The police department is overseen by Chief of Police Christopher Cook, previously the chief spokesperson and deputy police chief for the City of Arlington, Texas. The police department provides dispatch services to the cities of Westworth Village and Sansom Park. The department also provides detention services for the cities of Westover Hills, Westworth Village, Sansom Park, White Settlement Independent School District, the United States Marshal's Service, and the Federal Bureau of Investigation.
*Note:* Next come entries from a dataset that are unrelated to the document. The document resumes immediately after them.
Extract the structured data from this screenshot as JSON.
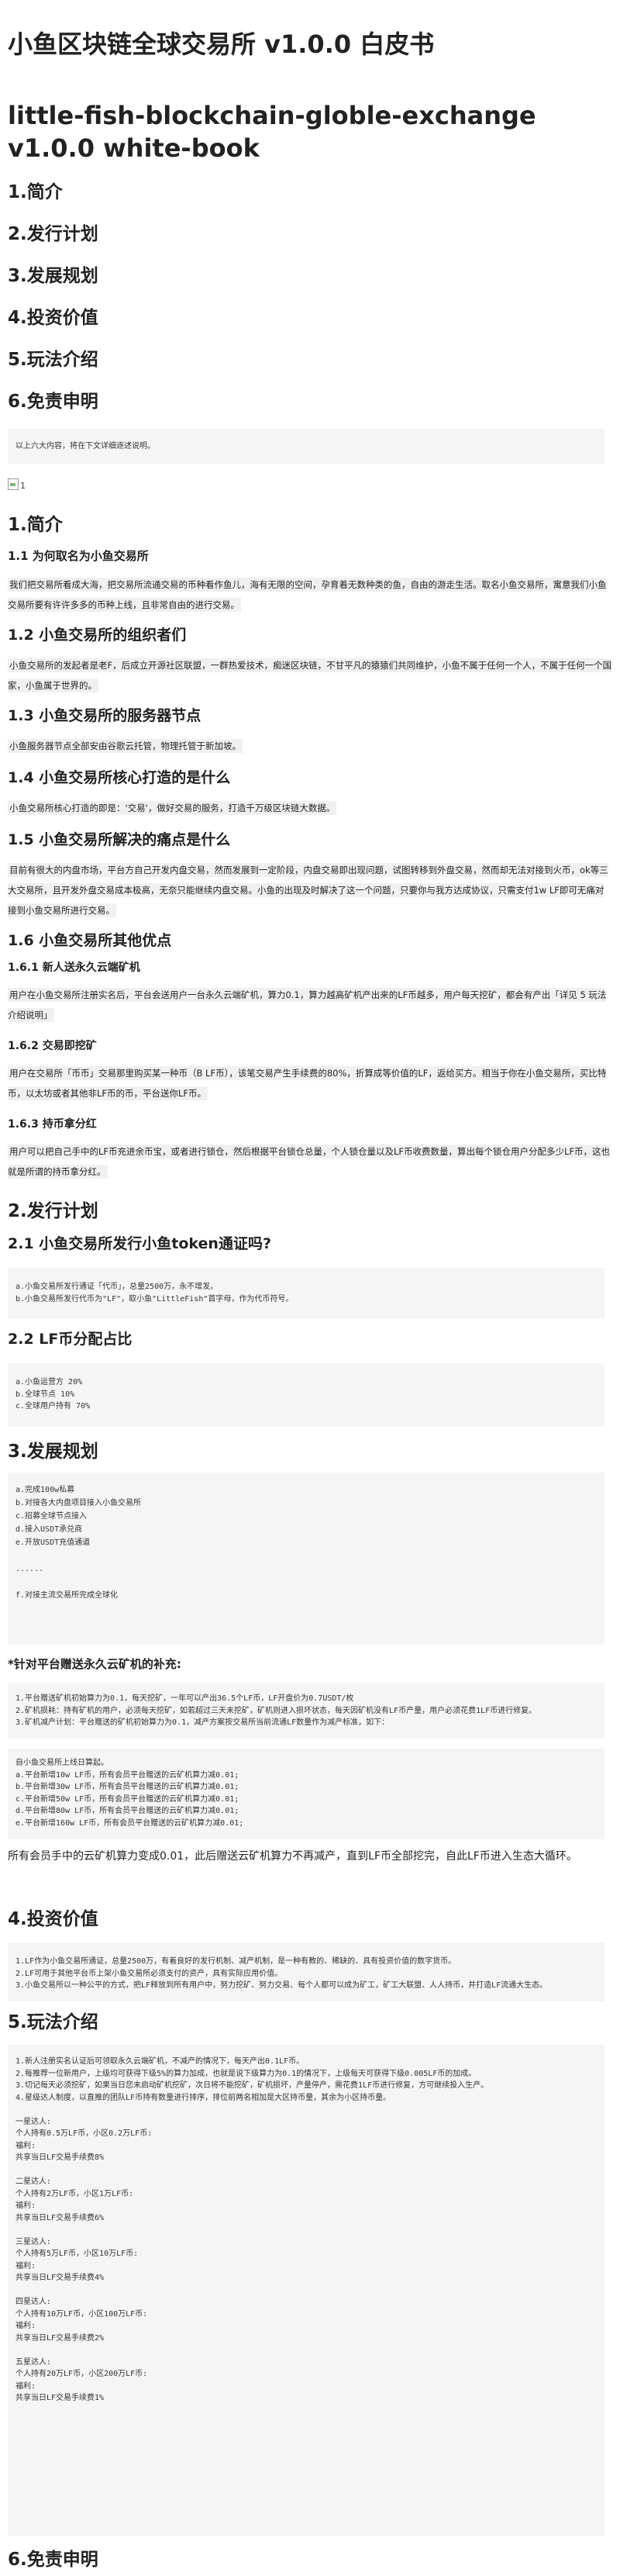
{
  "title": "小鱼区块链全球交易所 v1.0.0 白皮书",
  "title_en": "little-fish-blockchain-globle-exchange v1.0.0 white-book",
  "toc": [
    "1.简介",
    "2.发行计划",
    "3.发展规划",
    "4.投资价值",
    "5.玩法介绍",
    "6.免责申明"
  ],
  "toc_note": "以上六大内容，将在下文详细逐述说明。",
  "image_alt": "1",
  "intro": {
    "heading": "1.简介",
    "s11": {
      "heading": "1.1 为何取名为小鱼交易所",
      "text": "我们把交易所看成大海，把交易所流通交易的币种看作鱼儿，海有无限的空间，孕育着无数种类的鱼，自由的游走生活。取名小鱼交易所，寓意我们小鱼交易所要有许许多多的币种上线，且非常自由的进行交易。"
    },
    "s12": {
      "heading": "1.2 小鱼交易所的组织者们",
      "text": "小鱼交易所的发起者是老F，后成立开源社区联盟，一群热爱技术，痴迷区块链，不甘平凡的猿猿们共同维护，小鱼不属于任何一个人，不属于任何一个国家，小鱼属于世界的。"
    },
    "s13": {
      "heading": "1.3 小鱼交易所的服务器节点",
      "text": "小鱼服务器节点全部安由谷歌云托管，物理托管于新加坡。"
    },
    "s14": {
      "heading": "1.4 小鱼交易所核心打造的是什么",
      "text": "小鱼交易所核心打造的即是：'交易'，做好交易的服务，打造千万级区块链大数据。"
    },
    "s15": {
      "heading": "1.5 小鱼交易所解决的痛点是什么",
      "text": "目前有很大的内盘市场，平台方自己开发内盘交易，然而发展到一定阶段，内盘交易即出现问题，试图转移到外盘交易，然而却无法对接到火币，ok等三大交易所，且开发外盘交易成本极高，无奈只能继续内盘交易。小鱼的出现及时解决了这一个问题，只要你与我方达成协议，只需支付1w LF即可无痛对接到小鱼交易所进行交易。"
    },
    "s16": {
      "heading": "1.6 小鱼交易所其他优点",
      "sub1": {
        "heading": "1.6.1 新人送永久云端矿机",
        "text": "用户在小鱼交易所注册实名后，平台会送用户一台永久云端矿机，算力0.1，算力越高矿机产出来的LF币越多，用户每天挖矿，都会有产出「详见 5 玩法介绍说明」"
      },
      "sub2": {
        "heading": "1.6.2 交易即挖矿",
        "text": "用户在交易所「币币」交易那里购买某一种币（B LF币），该笔交易产生手续费的80%，折算成等价值的LF，返给买方。相当于你在小鱼交易所，买比特币，以太坊或者其他非LF币的币，平台送你LF币。"
      },
      "sub3": {
        "heading": "1.6.3 持币拿分红",
        "text": "用户可以把自己手中的LF币充进余币宝，或者进行锁仓，然后根据平台锁仓总量，个人锁仓量以及LF币收费数量，算出每个锁仓用户分配多少LF币，这也就是所谓的持币拿分红。"
      }
    }
  },
  "issue": {
    "heading": "2.发行计划",
    "s21": {
      "heading": "2.1 小鱼交易所发行小鱼token通证吗?",
      "code": "a.小鱼交易所发行通证「代币」，总量2500万，永不增发。\nb.小鱼交易所发行代币为\"LF\"，取小鱼\"LittleFish\"首字母，作为代币符号。"
    },
    "s22": {
      "heading": "2.2 LF币分配占比",
      "code": "a.小鱼运营方 20%\nb.全球节点 10%\nc.全球用户持有 70%"
    }
  },
  "dev": {
    "heading": "3.发展规划",
    "code": "a.完成100w私募\nb.对接各大内盘项目接入小鱼交易所\nc.招募全球节点接入\nd.接入USDT承兑商\ne.开放USDT充值通道\n\n......\n\nf.对接主流交易所完成全球化",
    "miner_heading": "*针对平台赠送永久云矿机的补充:",
    "code2": "1.平台赠送矿机初始算力为0.1，每天挖矿，一年可以产出36.5个LF币，LF开盘价为0.7USDT/枚\n2.矿机损耗：持有矿机的用户，必须每天挖矿，如若超过三天未挖矿，矿机则进入损坏状态，每天因矿机没有LF币产量，用户必须花费1LF币进行修复。\n3.矿机减产计划：平台赠送的矿机初始算力为0.1，减产方案按交易所当前流通LF数量作为减产标准，如下：",
    "code3": "自小鱼交易所上线日算起。\na.平台新增10w LF币，所有会员平台赠送的云矿机算力减0.01;\nb.平台新增30w LF币，所有会员平台赠送的云矿机算力减0.01;\nc.平台新增50w LF币，所有会员平台赠送的云矿机算力减0.01;\nd.平台新增80w LF币，所有会员平台赠送的云矿机算力减0.01;\ne.平台新增160w LF币，所有会员平台赠送的云矿机算力减0.01;",
    "plain": "所有会员手中的云矿机算力变成0.01，此后赠送云矿机算力不再减产，直到LF币全部挖完，自此LF币进入生态大循环。"
  },
  "invest": {
    "heading": "4.投资价值",
    "code": "1.LF作为小鱼交易所通证，总量2500万，有着良好的发行机制、减产机制，是一种有教的、稀缺的、具有投资价值的数字货币。\n2.LF可用于其他平台币上架小鱼交易所必须支付的资产，具有实际应用价值。\n3.小鱼交易所以一种公平的方式，把LF释放到所有用户中，努力挖矿、努力交易、每个人都可以成为矿工，矿工大联盟、人人持币，并打造LF流通大生态。"
  },
  "play": {
    "heading": "5.玩法介绍",
    "code": "1.新人注册实名认证后可领取永久云端矿机，不减产的情况下，每天产出0.1LF币。\n2.每推荐一位新用户，上级均可获得下级5%的算力加成，也就是说下级算力为0.1的情况下，上级每天可获得下级0.005LF币的加成。\n3.切记每天必须挖矿，如果当日您未启动矿机挖矿，次日将不能挖矿，矿机损坏，产量停产，需花费1LF币进行修复，方可继续投入生产。\n4.星级达人制度，以直推的团队LF币持有数量进行排序，排位前两名相加是大区持币量，其余为小区持币量。\n\n一星达人:\n个人持有0.5万LF币，小区0.2万LF币:\n福利:\n共享当日LF交易手续费8%\n\n二星达人:\n个人持有2万LF币，小区1万LF币:\n福利:\n共享当日LF交易手续费6%\n\n三星达人:\n个人持有5万LF币，小区10万LF币:\n福利:\n共享当日LF交易手续费4%\n\n四星达人:\n个人持有10万LF币，小区100万LF币:\n福利:\n共享当日LF交易手续费2%\n\n五星达人:\n个人持有20万LF币，小区200万LF币:\n福利:\n共享当日LF交易手续费1%"
  },
  "disclaimer": {
    "heading": "6.免责申明"
  }
}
In 2022, the Fort Worth Police Department and Tarrant County Justice of the Precinct 4 Judge Christopher Gregory entered into an interlocal agreement with the White Settlement Police Department to establish and authorize concurrent enforcement jurisdiction.

The Naval Air Station Joint Reserve Base Fort Worth and Air Force Plant #4 have territory in White Settlement. The United States Postal Service operates the White Settlement Post Office. The city is under the jurisdiction of Tarrant County and operates as a council-manager government type.

==Education==
The City of White Settlement is served by the White Settlement Independent School District. In 2009, the school district was rated "academically acceptable" by the Texas Education Agency.

The White Settlement Public Library is located in the Municipal Complex.

Less than 16% of residents hold a bachelor's degree or higher as opposed to 34% of all Texans.